Combined anterior C2-C3 fusion and C2 pedicle screw fixation for the treatment of unstable hangman's fracture: a contrast to anterior approach only

Ning Xie, Larry T Khoo, Wen Yuan, Xiao-Jian Ye, De-Yu Chen, Jian-Ru Xiao, Bin Ni
Spine 2010 March 15, 35 (6): 613-9

STUDY DESIGN: A retrospective clinical study was used to evaluate the effect of a new surgical treatment of the hangman's fractures.

OBJECTIVE: To determine the treatment efficacy of combined anterior C2-C3 reduction and fusion and posterior compressive C2 pedicle screw fixation for the management of unstable hangman's fractures.

SUMMARY OF BACKGROUND DATA: The classification of hangman's fractures as proposed by Levine-Edwards was used to classify and guide the treatment of these injuries. Most of these fractures respond to a variety of conservative therapies, but recently, earlier surgery has been increasingly advocated by authors from several countries for the rapid stabilization of these fractures. If surgery is indicated, an anterior approach using a C2-C3 reduction and fusion is preferred usually. Another well-accepted surgical method is the direct transpedicular osteosynthesis by the dorsal approach. However, there was rare report of the combined use of these 2 techniques.

METHODS: A group of 45 surgical patients were all diagnosed with radiograph, magnetic resonance imaging (MRI), and 3D CT scans. Initial and final radiographs were measured for anterior translation and angulation of the C2-C3 complex. Initial external skull traction with extension was used in all patients after admission to reduce the fracture. Then an anterior C2-C3 discectomy followed by an interbody fusion and locking plate fixation was performed. Intraoperative reduction was confirmed by fluoroscopic control. About 29 patients therefore received anterior surgeries only since satisfactory reduction was achieved during the procedure. For the 16 patients who had persistent large residual gaps after the anterior procedure, additional same stage posterior C2 compressive pedicle screws were placed. Clinical and radiologic comparisons were performed in these 2 groups.

RESULTS: The follow-up ranged from 24 to 54 months, with an average 33.6 months. There was radiographic evidence of continuity of the fracture and the bone graft seen at 4.7 months on average. Neck pain and neurologic deficits resolved in nearly all patients after surgery. The anterior translation of anterior-posterior surgery group decreased more significant compared to anterior surgery group, although with no statistical significance. The fractures were closed with a slight gap no more than 2 mm in anterior-posterior surgery group. The residual kyphosis in anterior-posterior surgery group was still a little larger than it in anterior surgery group. No internal fixation failures or infections were observed.

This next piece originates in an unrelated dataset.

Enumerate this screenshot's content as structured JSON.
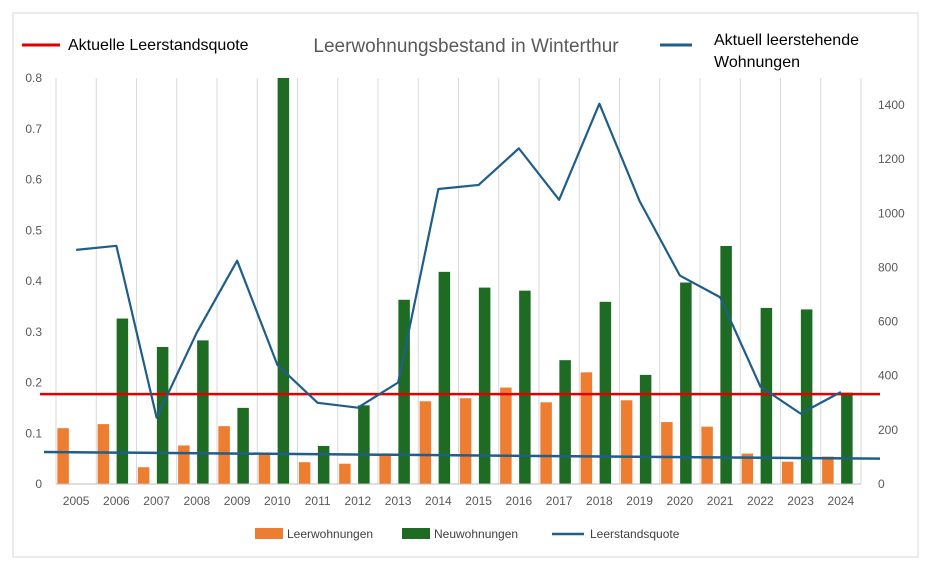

CONCLUSION: We believe that the need for single stage 360° fusion of hangman's fractures can be somewhat predicted by a combination of high resolution imaging. For hangman's fractures with significant deformity and gapping, it is our experience that immediate single-stage anterior-posterior reduction, instrumentation, and arthrodesis achieve superior postoperative reduction and long-term functional outcomes.